Eminent Farmer
County: Harding
Otto G. Meyer was born in Boscobel, Wisconsin, on Dec. 22, 1884. When Otto was nine, the family moved to Monticello, Iowa. He came to West River to homestead in 1909.
“Of the 19 who first homesteaded,” Meyer recalls, “I was the only one who stuck it out when the dry years of 1910 and 1911 came and,“ he remarks proudly, “I was the only town boy in the bunch.”
The first homestead claim was located 3½ miles northwest of Sorum in eastern Harding County. Meyer helped to build a store in Sorum which he later managed. In 1912, he built a house in town and in October of that year, he married Vivian L. Jones of Sorum. The couple raised three boys, Ray, Edward and Ralph. Ralph was killed in a flying accident in 1951.
Meyer moved to his present ranch, located on Rabbit Creek just one-half mile south of Sorum, in 1915. The farmstead is nestled among 11 acres of trees which he has planted during the past 45 years. Five years ago, he received the Shelter Belt Tree Award—the first such award given to a West River man.
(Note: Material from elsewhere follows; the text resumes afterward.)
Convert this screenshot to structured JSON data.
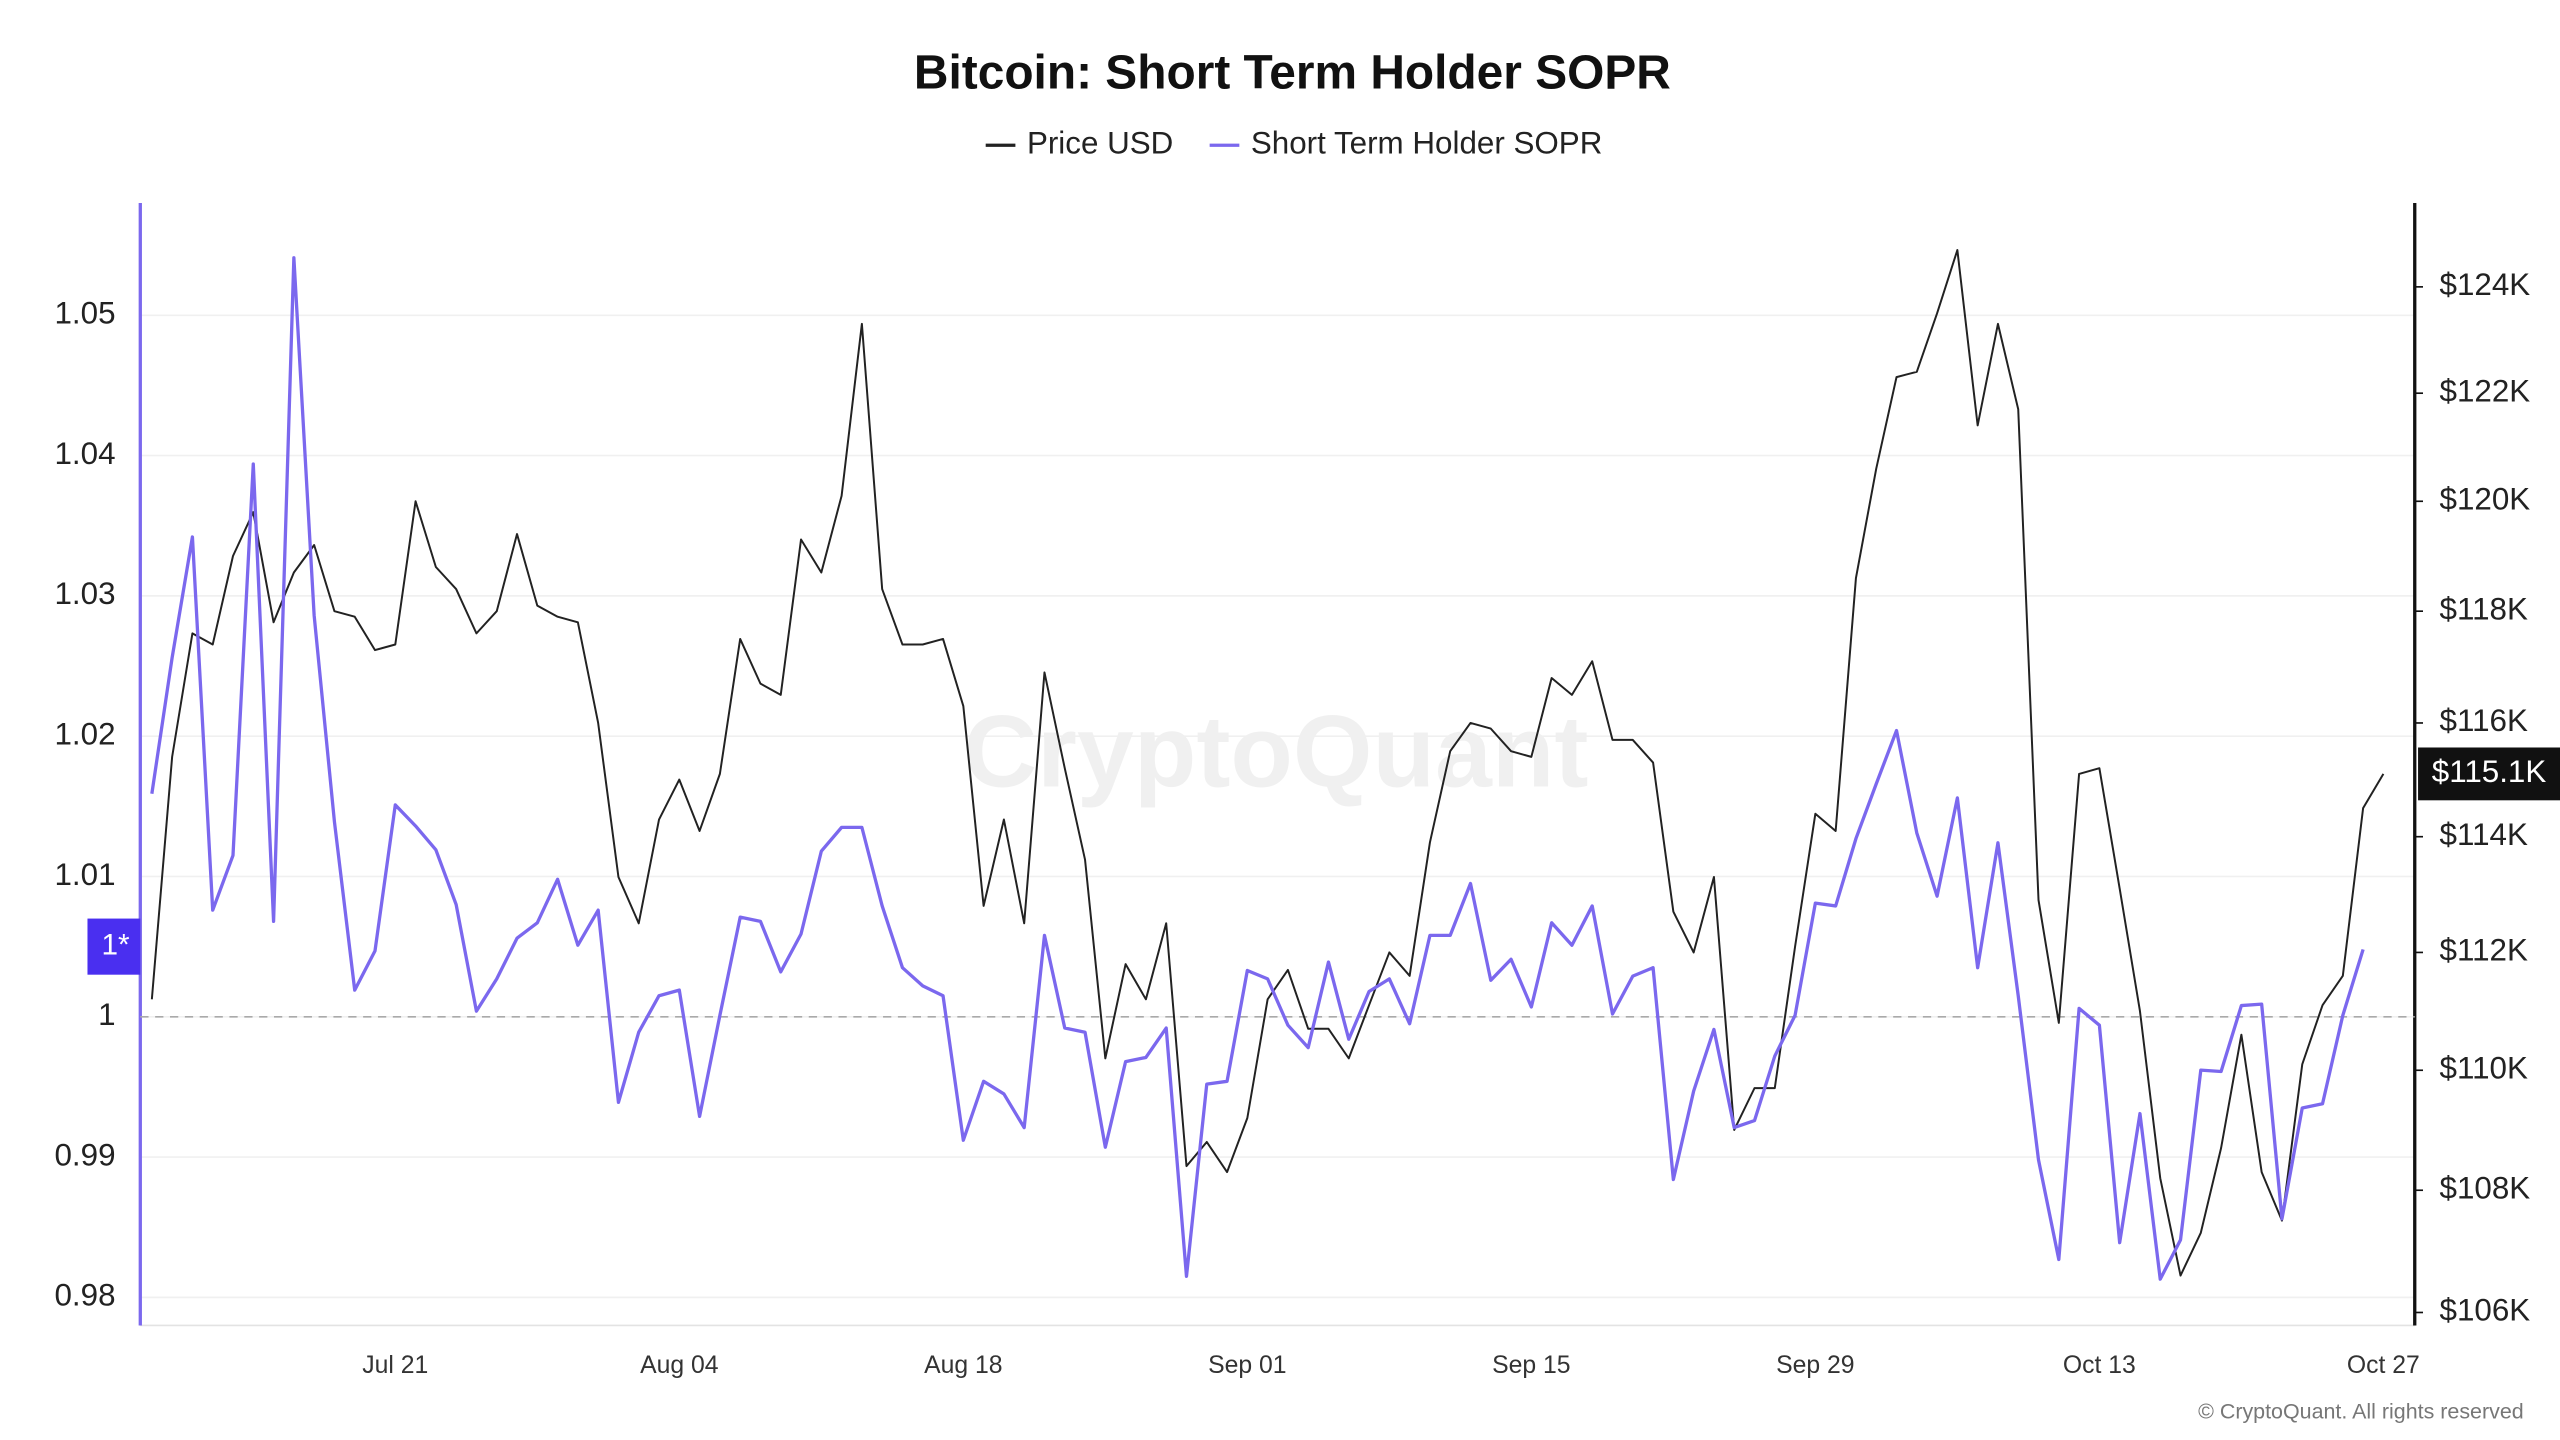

The 3,000-acre spread is located in both Perkins and Harding Counties. The father and son team produces 90 calves each fall, feeds them until April and markets them as short-feds. In addition, they raise 250 head of commercial hogs annually.
Meyer has been conscious of conservation practices and new ideas which would help him to better live with the new agriculture of the West. Several years ago, a system of dikes were built to retain water on Rabbit Creek for later spreading over pastures. This year, he got three cuttings from some stands of alfalfa. Also, he uses terraces to catch water runoff from the surrounding foothills. He is active in the beef production testing program conducted by the State College Extension Service.
Meyer, although a Congregationalist, attends the Lutheran Church in Sorum—the town’s only church. He is a member of the Farm Bureau, Crop Improvement Association, South Dakota Stockgrowers Association and has generally participated in activities which would better his community.